Mientras su lápiz-picaflor volaba delicadamente y diestramente de un punto a otro, Frederick demostró su absoluta inocencia y la distracción de mi mujer: mientras él evitaba al perro, ella resbaló sobre el asfalto recién lavado y cayó adelante, cuando en realidad debió echarse atrás (Fred demostró cómo hacerlo con un sacudón de sus altas hombreras). Dije que, en verdad, no era de él la culpa, y la investigación coincidió conmigo.

Resoplando violentamente por las negras ventanas de su nariz, sacudió su cabeza y mi mano; después, con aire de perfecto savoir vivre y caballerosa generosidad, se ofreció para pagar los gastos del entierro. Esperaba que yo rehusara su ofrecimiento. Con un ebrio sollozo de gratitud, lo acepté. Eso lo desconcertó. Lentamente, con incredulidad, repitió lo que acababa de decir. Volví a agradecérselo, aún más profusamente que antes.

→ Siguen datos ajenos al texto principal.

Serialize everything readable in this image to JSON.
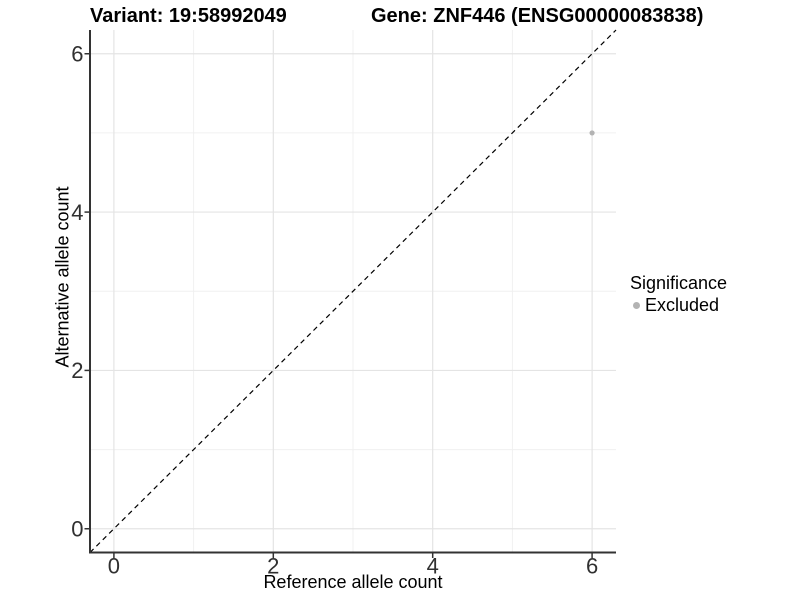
{
  "header": {
    "variant_title": "Variant: 19:58992049",
    "gene_title": "Gene: ZNF446 (ENSG00000083838)"
  },
  "chart_data": {
    "type": "scatter",
    "titles": [
      "Variant: 19:58992049",
      "Gene: ZNF446 (ENSG00000083838)"
    ],
    "xlabel": "Reference allele count",
    "ylabel": "Alternative allele count",
    "xlim": [
      -0.3,
      6.3
    ],
    "ylim": [
      -0.3,
      6.3
    ],
    "x_ticks": [
      0,
      2,
      4,
      6
    ],
    "y_ticks": [
      0,
      2,
      4,
      6
    ],
    "x_minor_breaks": [
      1,
      3,
      5
    ],
    "y_minor_breaks": [
      1,
      3,
      5
    ],
    "grid": "on",
    "identity_line": {
      "style": "dashed",
      "from": -0.3,
      "to": 6.3,
      "color": "#000000"
    },
    "series": [
      {
        "name": "Excluded",
        "color": "#b3b3b3",
        "points": [
          {
            "x": 6,
            "y": 5
          }
        ]
      }
    ],
    "legend": {
      "title": "Significance",
      "position": "right",
      "entries": [
        {
          "label": "Excluded",
          "color": "#b3b3b3"
        }
      ]
    },
    "colors": {
      "background": "#ffffff",
      "grid_major": "#e4e4e4",
      "grid_minor": "#f0f0f0",
      "axis_line": "#333333",
      "tick_text": "#303030",
      "point": "#b3b3b3"
    }
  }
}
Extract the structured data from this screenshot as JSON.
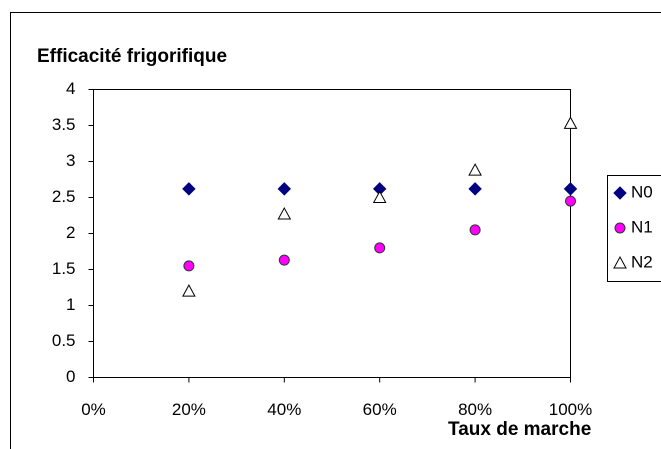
{
  "chart_data": {
    "type": "scatter",
    "title": "Efficacité frigorifique",
    "x_label": "Taux de marche",
    "x": [
      20,
      40,
      60,
      80,
      100
    ],
    "series": [
      {
        "name": "N0",
        "color": "#000080",
        "marker": "diamond",
        "values": [
          2.62,
          2.62,
          2.62,
          2.62,
          2.62
        ]
      },
      {
        "name": "N1",
        "color": "#ff00ff",
        "marker": "circle",
        "values": [
          1.55,
          1.63,
          1.8,
          2.05,
          2.45
        ]
      },
      {
        "name": "N2",
        "color": "#ffffff",
        "marker": "triangle",
        "values": [
          1.2,
          2.27,
          2.5,
          2.88,
          3.53
        ]
      }
    ],
    "xlim": [
      0,
      100
    ],
    "xticks": [
      {
        "value": 0,
        "label": "0%"
      },
      {
        "value": 20,
        "label": "20%"
      },
      {
        "value": 40,
        "label": "40%"
      },
      {
        "value": 60,
        "label": "60%"
      },
      {
        "value": 80,
        "label": "80%"
      },
      {
        "value": 100,
        "label": "100%"
      }
    ],
    "ylim": [
      0,
      4
    ],
    "yticks": [
      0,
      0.5,
      1,
      1.5,
      2,
      2.5,
      3,
      3.5,
      4
    ],
    "grid": false,
    "legend": "right"
  }
}
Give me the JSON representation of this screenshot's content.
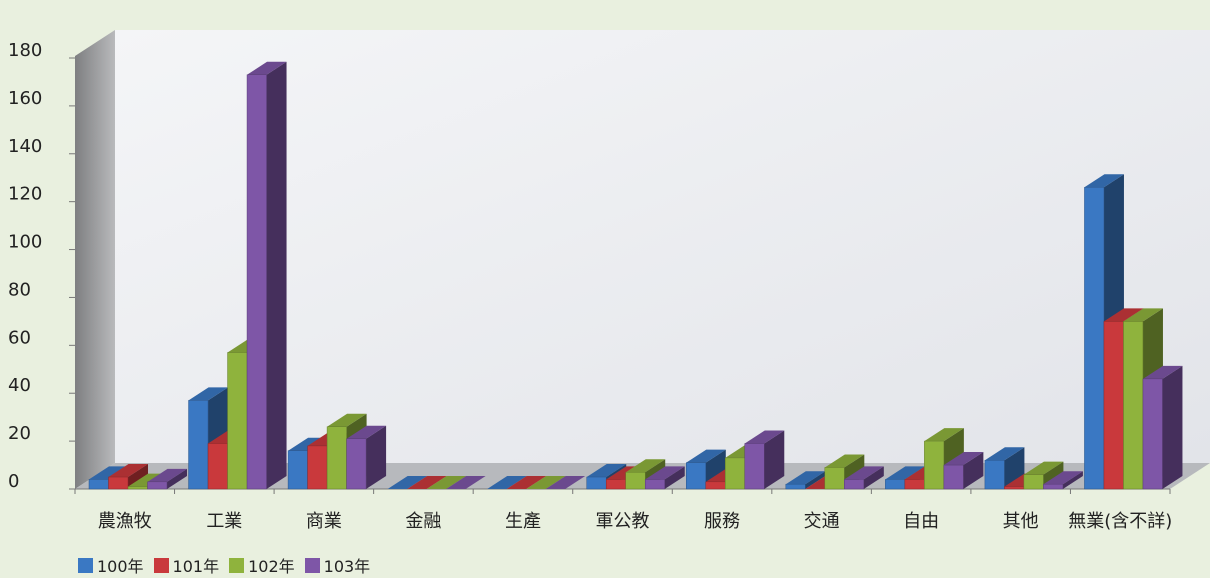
{
  "chart_data": {
    "type": "bar",
    "title": "",
    "xlabel": "",
    "ylabel": "",
    "ylim": [
      0,
      180
    ],
    "yticks": [
      0,
      20,
      40,
      60,
      80,
      100,
      120,
      140,
      160,
      180
    ],
    "categories": [
      "農漁牧",
      "工業",
      "商業",
      "金融",
      "生產",
      "軍公教",
      "服務",
      "交通",
      "自由",
      "其他",
      "無業(含不詳)"
    ],
    "series": [
      {
        "name": "100年",
        "color": "#3a78c3",
        "values": [
          4,
          37,
          16,
          0,
          0,
          5,
          11,
          2,
          4,
          12,
          126
        ]
      },
      {
        "name": "101年",
        "color": "#c9393c",
        "values": [
          5,
          19,
          18,
          0,
          0,
          4,
          3,
          0,
          4,
          1,
          70
        ]
      },
      {
        "name": "102年",
        "color": "#8fb33d",
        "values": [
          1,
          57,
          26,
          0,
          0,
          7,
          13,
          9,
          20,
          6,
          70
        ]
      },
      {
        "name": "103年",
        "color": "#7e56a7",
        "values": [
          3,
          173,
          21,
          0,
          0,
          4,
          19,
          4,
          10,
          2,
          46
        ]
      }
    ],
    "grid": false,
    "legend_position": "bottom-left",
    "chart_style": "3d-clustered-column"
  }
}
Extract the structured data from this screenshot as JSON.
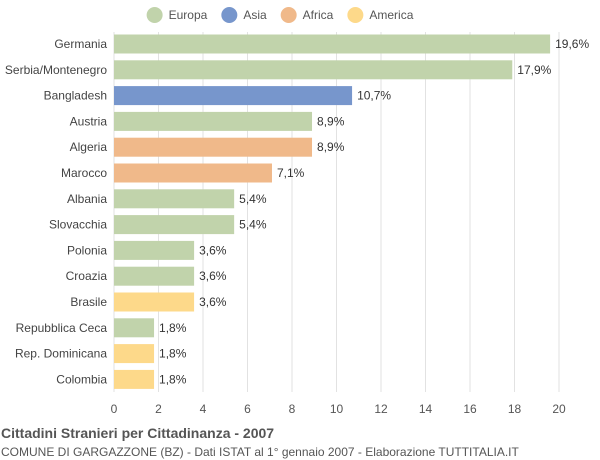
{
  "chart_data": {
    "type": "bar",
    "orientation": "horizontal",
    "title": "Cittadini Stranieri per Cittadinanza - 2007",
    "subtitle": "COMUNE DI GARGAZZONE (BZ) - Dati ISTAT al 1° gennaio 2007 - Elaborazione TUTTITALIA.IT",
    "xlim": [
      0,
      20
    ],
    "xticks": [
      0,
      2,
      4,
      6,
      8,
      10,
      12,
      14,
      16,
      18,
      20
    ],
    "grid": true,
    "legend_position": "top",
    "legend": [
      {
        "name": "Europa",
        "color": "#c1d3ab"
      },
      {
        "name": "Asia",
        "color": "#7796cc"
      },
      {
        "name": "Africa",
        "color": "#f0b98a"
      },
      {
        "name": "America",
        "color": "#fdd98a"
      }
    ],
    "categories": [
      "Germania",
      "Serbia/Montenegro",
      "Bangladesh",
      "Austria",
      "Algeria",
      "Marocco",
      "Albania",
      "Slovacchia",
      "Polonia",
      "Croazia",
      "Brasile",
      "Repubblica Ceca",
      "Rep. Dominicana",
      "Colombia"
    ],
    "values": [
      19.6,
      17.9,
      10.7,
      8.9,
      8.9,
      7.1,
      5.4,
      5.4,
      3.6,
      3.6,
      3.6,
      1.8,
      1.8,
      1.8
    ],
    "value_labels": [
      "19,6%",
      "17,9%",
      "10,7%",
      "8,9%",
      "8,9%",
      "7,1%",
      "5,4%",
      "5,4%",
      "3,6%",
      "3,6%",
      "3,6%",
      "1,8%",
      "1,8%",
      "1,8%"
    ],
    "groups": [
      "Europa",
      "Europa",
      "Asia",
      "Europa",
      "Africa",
      "Africa",
      "Europa",
      "Europa",
      "Europa",
      "Europa",
      "America",
      "Europa",
      "America",
      "America"
    ]
  }
}
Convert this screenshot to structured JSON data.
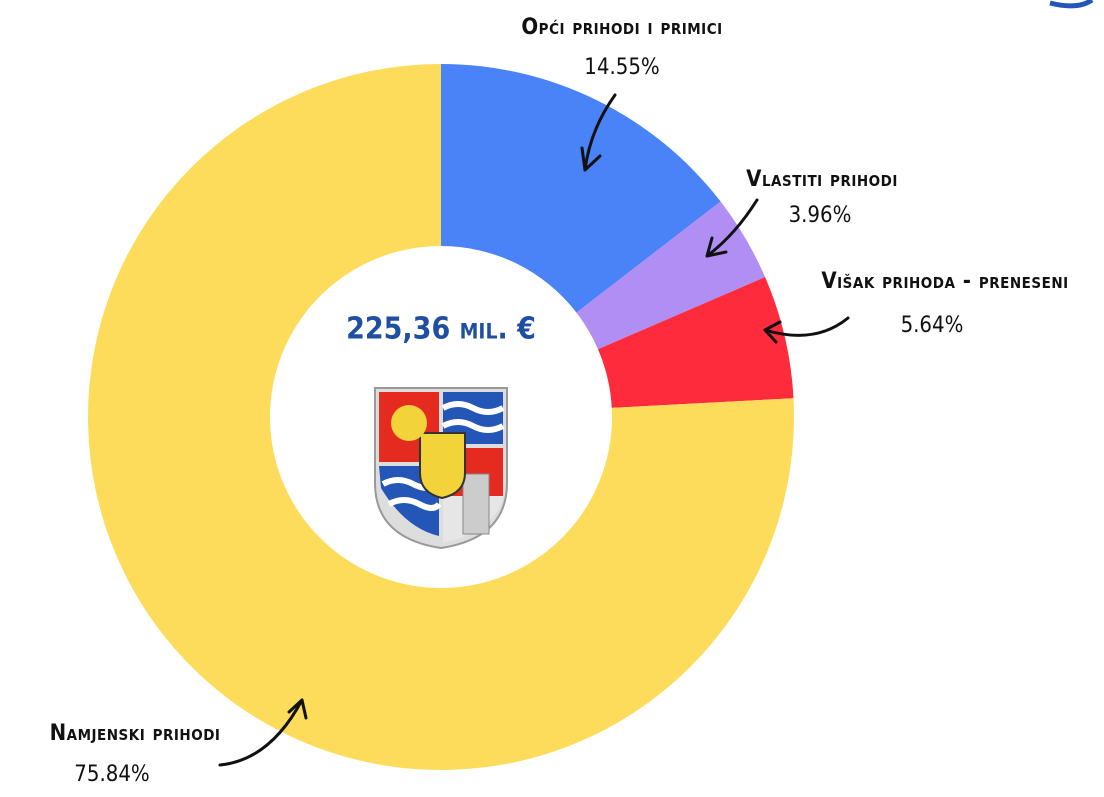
{
  "chart_data": {
    "type": "donut",
    "categories": [
      "Opći prihodi i primici",
      "Vlastiti prihodi",
      "Višak prihoda - preneseni",
      "Namjenski prihodi"
    ],
    "values": [
      14.55,
      3.96,
      5.64,
      75.84
    ],
    "value_labels": [
      "14.55%",
      "3.96%",
      "5.64%",
      "75.84%"
    ],
    "colors": [
      "#4a82f7",
      "#b18ef3",
      "#fd2b3b",
      "#fddc5c"
    ],
    "annotation": "225,36 mil. €"
  }
}
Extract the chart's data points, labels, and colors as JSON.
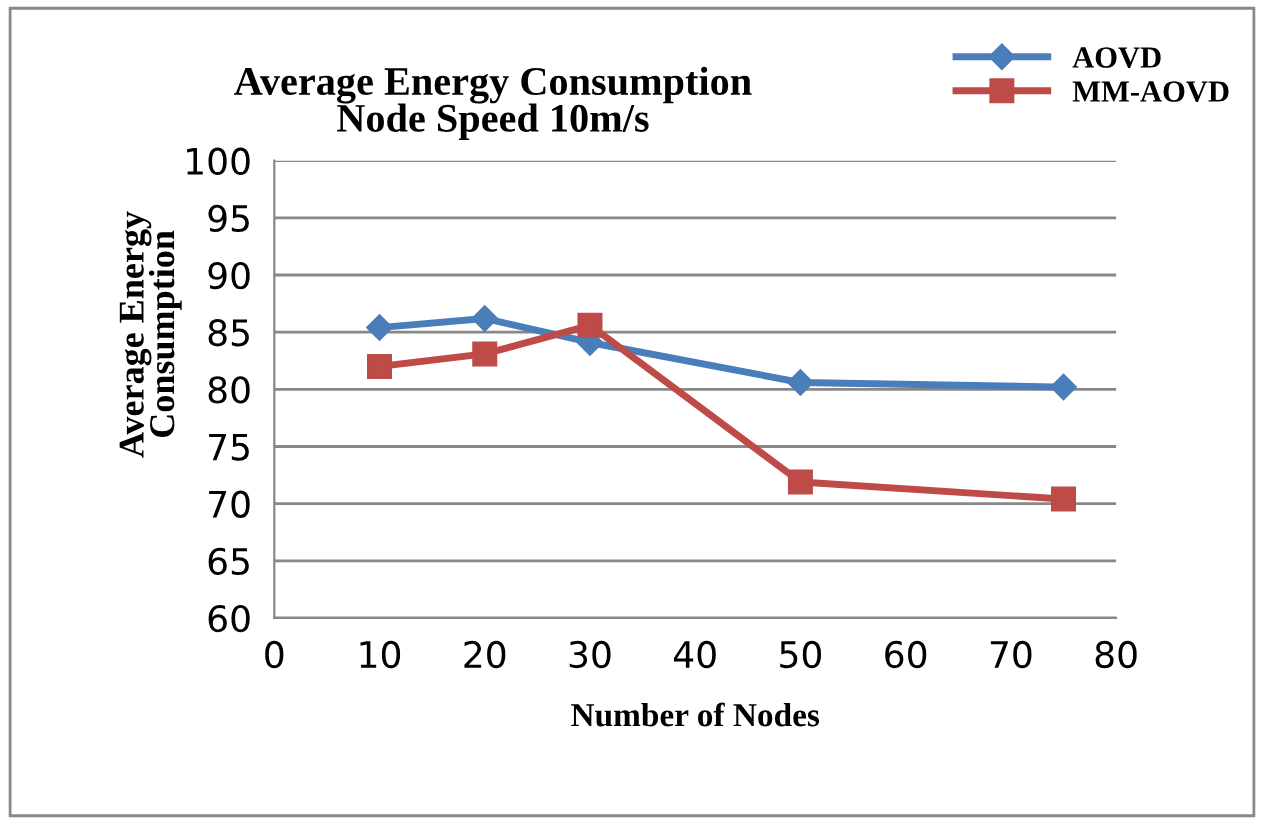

Después de esa fantasmal entrevista, se aclaró por el momento la bruma de mi mente. ¡No era de asombrarse! Había visto concretamente al agente del destino. Había palpado la carne misma del destino… y sus hombreras. Había ocurrido una brillante, monstruosa, súbita mutación, y allí estaba el instrumento. En la maraña del diagrama (ama de casa apresurada, pavimento resbaladizo, un maldito perro, un automóvil grande, un mono sentado al volante) podía distinguir confusamente mi propia y vil contribución. De no haber sido yo tan tonto —o un genio tan intuitivo— para guardar ese diario mío, los fluidos producidos por el furor vindicativo y el ardor de la vergüenza no habrían cegado a Charlotte en su carrera hacia el buzón. Pero aun habiéndola cegado, nada habría ocurrido si el destino preciso, ese fantasma sincronizador, no hubiera mezclado en su alambique el automóvil y el perro y el sol y la sombra y la humedad y el débil y el fuerte y la piedra. ¡Adiós, Marlene! El ceremonioso apretón de manos del gordo destino (encarnado por Beale, antes de salir de mi cuarto) me arrancó de mi sopor; y lloré, señores y señoras del jurado: lloré.